PAROLE CHIAVE HPC, RELIABILITY, DATA CENTERS, CLOUD, FAULTS

RIFERIMENTI JOSIE ESTEBAN RODRIGUEZ CONDIA, MATTEO SONZA REORDA

DESCRIZIONE High Performance Computing (HPC) and big Data Centers for Cloud applications are experiencing growing problems due to the occurrence of Silent Data Corruptions (SDCs), i.e., failures in the produced results due to faults affecting the hardware. Recent papers by Google, Meta and Alibaba discussed the size and importance of this issue. Currently, there is a lack of evidence regarding the magnitude of the issue, specifically the likelihood of SDC occurrences, as well as the underlying causes contributing to SDCs.
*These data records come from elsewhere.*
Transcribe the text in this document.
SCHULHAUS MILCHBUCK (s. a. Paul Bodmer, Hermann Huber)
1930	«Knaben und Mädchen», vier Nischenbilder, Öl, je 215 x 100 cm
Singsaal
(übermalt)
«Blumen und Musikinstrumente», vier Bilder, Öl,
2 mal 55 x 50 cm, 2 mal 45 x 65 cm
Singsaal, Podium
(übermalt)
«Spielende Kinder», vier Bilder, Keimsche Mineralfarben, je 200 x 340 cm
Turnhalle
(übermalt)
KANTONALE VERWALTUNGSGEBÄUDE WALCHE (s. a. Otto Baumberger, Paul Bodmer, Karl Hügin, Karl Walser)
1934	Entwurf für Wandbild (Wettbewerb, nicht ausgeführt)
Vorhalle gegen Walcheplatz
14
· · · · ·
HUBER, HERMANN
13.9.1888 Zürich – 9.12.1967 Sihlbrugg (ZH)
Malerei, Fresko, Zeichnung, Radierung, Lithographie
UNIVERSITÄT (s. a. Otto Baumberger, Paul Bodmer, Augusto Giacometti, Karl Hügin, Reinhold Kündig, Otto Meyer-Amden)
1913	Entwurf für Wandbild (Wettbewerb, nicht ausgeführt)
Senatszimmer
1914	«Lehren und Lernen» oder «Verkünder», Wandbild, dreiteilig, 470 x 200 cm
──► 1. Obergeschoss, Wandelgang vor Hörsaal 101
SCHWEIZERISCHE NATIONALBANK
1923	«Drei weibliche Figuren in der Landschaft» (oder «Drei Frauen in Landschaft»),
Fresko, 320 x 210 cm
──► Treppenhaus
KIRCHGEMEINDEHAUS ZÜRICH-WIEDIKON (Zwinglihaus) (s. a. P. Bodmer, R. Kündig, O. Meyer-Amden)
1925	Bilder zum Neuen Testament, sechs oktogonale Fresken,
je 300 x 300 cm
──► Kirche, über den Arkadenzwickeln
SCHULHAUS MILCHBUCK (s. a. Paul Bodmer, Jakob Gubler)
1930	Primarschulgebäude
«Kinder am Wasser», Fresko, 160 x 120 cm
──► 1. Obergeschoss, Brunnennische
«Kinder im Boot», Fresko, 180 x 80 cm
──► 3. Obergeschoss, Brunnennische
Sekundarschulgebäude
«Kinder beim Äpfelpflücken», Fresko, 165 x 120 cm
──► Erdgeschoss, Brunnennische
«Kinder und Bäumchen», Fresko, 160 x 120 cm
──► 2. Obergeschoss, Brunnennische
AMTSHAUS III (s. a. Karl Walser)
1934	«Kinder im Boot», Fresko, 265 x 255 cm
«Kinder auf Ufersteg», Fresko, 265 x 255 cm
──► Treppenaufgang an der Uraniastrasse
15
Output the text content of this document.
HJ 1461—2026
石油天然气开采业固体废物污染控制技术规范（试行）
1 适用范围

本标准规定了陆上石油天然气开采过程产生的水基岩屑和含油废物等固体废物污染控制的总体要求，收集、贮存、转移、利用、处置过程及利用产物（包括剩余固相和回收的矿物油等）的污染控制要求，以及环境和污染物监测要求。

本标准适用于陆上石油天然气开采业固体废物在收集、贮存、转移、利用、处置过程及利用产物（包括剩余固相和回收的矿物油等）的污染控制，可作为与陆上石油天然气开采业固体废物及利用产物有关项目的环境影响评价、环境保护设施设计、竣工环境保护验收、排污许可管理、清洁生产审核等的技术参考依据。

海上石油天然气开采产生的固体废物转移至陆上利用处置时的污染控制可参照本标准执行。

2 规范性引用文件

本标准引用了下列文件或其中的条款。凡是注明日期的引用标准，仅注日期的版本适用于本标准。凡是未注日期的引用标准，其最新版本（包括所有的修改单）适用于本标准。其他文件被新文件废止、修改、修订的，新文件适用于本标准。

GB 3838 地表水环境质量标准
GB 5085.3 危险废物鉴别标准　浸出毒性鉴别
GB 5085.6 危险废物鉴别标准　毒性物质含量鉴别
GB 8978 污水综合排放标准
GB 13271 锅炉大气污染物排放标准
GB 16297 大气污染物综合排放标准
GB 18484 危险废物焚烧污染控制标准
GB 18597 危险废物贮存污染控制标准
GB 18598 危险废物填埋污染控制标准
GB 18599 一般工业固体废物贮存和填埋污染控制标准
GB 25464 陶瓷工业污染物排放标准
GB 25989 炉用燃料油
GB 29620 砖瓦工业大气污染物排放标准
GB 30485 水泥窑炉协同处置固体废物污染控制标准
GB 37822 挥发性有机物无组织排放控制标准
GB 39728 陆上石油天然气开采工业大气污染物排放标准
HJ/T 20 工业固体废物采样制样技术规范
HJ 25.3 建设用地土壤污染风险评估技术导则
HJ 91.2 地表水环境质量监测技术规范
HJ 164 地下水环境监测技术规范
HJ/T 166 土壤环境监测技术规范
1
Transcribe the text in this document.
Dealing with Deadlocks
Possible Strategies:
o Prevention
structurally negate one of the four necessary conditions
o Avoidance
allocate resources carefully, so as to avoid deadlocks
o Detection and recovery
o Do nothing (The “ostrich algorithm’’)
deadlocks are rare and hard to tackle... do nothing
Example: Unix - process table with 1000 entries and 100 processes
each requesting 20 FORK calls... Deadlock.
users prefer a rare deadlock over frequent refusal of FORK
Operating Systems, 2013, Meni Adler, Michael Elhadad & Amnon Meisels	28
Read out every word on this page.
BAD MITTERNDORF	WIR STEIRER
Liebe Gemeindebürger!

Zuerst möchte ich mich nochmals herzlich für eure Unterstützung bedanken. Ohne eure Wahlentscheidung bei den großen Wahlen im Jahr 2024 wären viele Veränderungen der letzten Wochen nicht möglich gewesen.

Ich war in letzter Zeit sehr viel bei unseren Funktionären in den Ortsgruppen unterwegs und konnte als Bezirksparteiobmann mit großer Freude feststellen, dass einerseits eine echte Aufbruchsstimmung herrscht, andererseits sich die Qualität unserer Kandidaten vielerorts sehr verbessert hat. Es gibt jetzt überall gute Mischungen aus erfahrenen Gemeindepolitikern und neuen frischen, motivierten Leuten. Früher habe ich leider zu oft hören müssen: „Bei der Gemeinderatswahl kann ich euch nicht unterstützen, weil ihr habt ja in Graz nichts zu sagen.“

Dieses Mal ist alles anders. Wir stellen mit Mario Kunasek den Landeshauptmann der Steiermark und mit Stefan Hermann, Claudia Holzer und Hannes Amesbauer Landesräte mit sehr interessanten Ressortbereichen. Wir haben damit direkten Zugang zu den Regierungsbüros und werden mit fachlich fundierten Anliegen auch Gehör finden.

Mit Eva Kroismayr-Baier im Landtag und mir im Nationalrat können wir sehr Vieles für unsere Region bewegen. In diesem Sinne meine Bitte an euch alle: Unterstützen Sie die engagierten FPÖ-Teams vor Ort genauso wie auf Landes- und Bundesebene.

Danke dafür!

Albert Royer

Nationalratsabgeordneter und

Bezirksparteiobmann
This thesis deals with the construction of a software environment able to extract meaningful data from GPU devices used in the HPC system (e.g., characterizing the number of active modules, the behaviour of the caches, the degree of activity), so that machine learning algorithms or deep neural networks can be used to discover anomaly patterns. This thesis will also aim at validating the environment on a real HPC cluster of GPUs suitably stressed in order to maximise the probability of SDC occurrence.

CONOSCENZE RICHIESTE Basic knowledge about GPU architecture and programming


SCADENZA VALIDITA PROPOSTA 12/06/2025